I spent all weekend at the Festival of Books. Last year it was the 6th largest book festival in the country, and this year even more people attended. Writers of every stripe were present, and there were 26 tracks of programming, plus a separate children’s program. A number of respected poets spoke and read from their work, but I confess, I didn’t attend any of their presentations.
So instead of writing about something I saw at the festival, I’ll be writing about Kabir, a 15th century mystic whose verses often preached tolerance between the Hindu and Muslim communities. Apparently he wasn’t all about religion, though.
Give up erotic games, Kabir,/let longing flood your heart./Only through tears of longing/can you glimpse the face of the beloved.
This can be read as an admonition to give up the pleasures of the flesh in favor of the devine, but I prefer a more earthy interpretation, especially in light of the next poem.
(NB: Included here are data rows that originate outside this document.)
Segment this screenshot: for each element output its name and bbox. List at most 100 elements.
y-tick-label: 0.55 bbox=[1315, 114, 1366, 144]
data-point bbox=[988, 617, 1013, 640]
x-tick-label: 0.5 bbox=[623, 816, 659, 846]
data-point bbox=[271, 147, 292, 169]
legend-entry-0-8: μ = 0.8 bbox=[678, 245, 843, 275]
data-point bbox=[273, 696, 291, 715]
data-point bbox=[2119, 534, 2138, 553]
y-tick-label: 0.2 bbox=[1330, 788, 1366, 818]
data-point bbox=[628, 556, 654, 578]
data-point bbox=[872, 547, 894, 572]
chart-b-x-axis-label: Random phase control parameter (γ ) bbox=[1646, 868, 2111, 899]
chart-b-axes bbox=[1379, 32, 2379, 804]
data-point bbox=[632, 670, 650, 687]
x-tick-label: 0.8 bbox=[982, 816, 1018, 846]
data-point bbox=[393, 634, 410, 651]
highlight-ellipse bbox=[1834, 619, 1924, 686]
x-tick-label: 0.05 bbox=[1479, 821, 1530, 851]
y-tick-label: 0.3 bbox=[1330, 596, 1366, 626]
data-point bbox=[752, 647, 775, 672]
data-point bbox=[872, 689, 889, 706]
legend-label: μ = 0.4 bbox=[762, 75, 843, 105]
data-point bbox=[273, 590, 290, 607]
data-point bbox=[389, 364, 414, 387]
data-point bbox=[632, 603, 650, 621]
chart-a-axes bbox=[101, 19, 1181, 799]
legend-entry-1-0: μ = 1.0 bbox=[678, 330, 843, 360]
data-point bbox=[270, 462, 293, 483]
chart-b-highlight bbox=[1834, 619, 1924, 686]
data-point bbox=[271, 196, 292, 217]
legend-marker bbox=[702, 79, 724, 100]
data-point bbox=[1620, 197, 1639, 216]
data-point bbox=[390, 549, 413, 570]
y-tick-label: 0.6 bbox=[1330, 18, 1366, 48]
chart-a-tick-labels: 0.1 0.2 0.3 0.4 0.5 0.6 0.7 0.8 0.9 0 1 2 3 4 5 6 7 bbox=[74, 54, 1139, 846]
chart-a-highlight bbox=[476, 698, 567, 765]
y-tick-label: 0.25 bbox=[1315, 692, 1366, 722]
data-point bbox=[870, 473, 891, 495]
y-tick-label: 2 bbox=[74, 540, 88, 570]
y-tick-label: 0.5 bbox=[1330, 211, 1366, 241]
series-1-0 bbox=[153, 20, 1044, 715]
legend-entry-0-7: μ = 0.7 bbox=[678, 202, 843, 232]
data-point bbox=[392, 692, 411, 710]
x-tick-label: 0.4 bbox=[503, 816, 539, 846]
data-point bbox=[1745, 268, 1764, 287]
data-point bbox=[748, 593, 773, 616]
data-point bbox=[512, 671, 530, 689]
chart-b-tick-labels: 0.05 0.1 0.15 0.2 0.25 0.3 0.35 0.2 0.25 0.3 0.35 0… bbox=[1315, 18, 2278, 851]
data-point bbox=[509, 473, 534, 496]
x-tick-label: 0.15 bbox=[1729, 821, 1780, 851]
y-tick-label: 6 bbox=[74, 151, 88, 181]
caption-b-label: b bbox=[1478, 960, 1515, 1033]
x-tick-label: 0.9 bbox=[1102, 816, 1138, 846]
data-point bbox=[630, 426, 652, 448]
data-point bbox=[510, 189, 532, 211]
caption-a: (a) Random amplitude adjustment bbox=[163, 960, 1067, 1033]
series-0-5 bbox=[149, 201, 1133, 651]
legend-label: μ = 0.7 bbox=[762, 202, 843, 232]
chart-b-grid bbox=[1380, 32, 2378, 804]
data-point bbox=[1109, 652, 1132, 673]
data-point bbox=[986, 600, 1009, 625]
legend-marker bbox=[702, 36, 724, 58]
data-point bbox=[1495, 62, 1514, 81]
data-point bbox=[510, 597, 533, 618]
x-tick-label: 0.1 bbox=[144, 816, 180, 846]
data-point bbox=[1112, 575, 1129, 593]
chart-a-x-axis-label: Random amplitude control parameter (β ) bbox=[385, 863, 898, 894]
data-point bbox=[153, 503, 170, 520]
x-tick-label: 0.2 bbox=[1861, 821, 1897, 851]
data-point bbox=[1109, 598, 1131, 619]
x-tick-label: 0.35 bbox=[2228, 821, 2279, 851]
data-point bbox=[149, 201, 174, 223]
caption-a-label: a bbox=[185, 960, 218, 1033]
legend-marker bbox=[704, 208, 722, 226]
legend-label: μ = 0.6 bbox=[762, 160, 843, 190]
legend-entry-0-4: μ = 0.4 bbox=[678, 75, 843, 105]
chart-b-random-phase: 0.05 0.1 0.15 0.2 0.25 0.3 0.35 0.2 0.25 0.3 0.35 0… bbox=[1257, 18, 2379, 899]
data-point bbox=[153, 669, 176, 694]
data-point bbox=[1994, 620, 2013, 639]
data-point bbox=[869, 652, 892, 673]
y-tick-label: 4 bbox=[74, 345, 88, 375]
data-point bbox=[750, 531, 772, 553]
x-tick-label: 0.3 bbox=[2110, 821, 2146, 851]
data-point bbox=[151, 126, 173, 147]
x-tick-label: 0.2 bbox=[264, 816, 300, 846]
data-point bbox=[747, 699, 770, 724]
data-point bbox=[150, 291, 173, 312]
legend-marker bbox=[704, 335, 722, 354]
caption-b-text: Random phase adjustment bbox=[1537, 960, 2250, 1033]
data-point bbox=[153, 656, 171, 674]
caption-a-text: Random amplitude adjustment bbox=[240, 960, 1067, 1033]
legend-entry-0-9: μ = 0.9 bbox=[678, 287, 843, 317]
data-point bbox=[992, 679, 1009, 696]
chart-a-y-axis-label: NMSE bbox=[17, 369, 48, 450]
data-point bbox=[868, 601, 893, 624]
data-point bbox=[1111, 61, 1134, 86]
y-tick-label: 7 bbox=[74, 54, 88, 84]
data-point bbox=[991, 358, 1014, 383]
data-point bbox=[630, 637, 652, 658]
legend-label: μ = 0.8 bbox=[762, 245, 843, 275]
Sometimes, everywhere I look,/O my love, I see your face./With you ever present,/how could I close my eyes to anything?
Six hundred years ago these poems described what traditional (as opposed to erotic) romance does so well. While gratification is delayed the characters allow a deeper attachment to form. Sexual tension drives the development of most traditional romances, and it’s only resolved fully when the protagonists really see, accept, and love each other. This longing and transformation are the essence of modern traditional romance.
Love makes us see not only the beloved, but ourselves and the world differently. Kabir managaed to say it in only 46 words.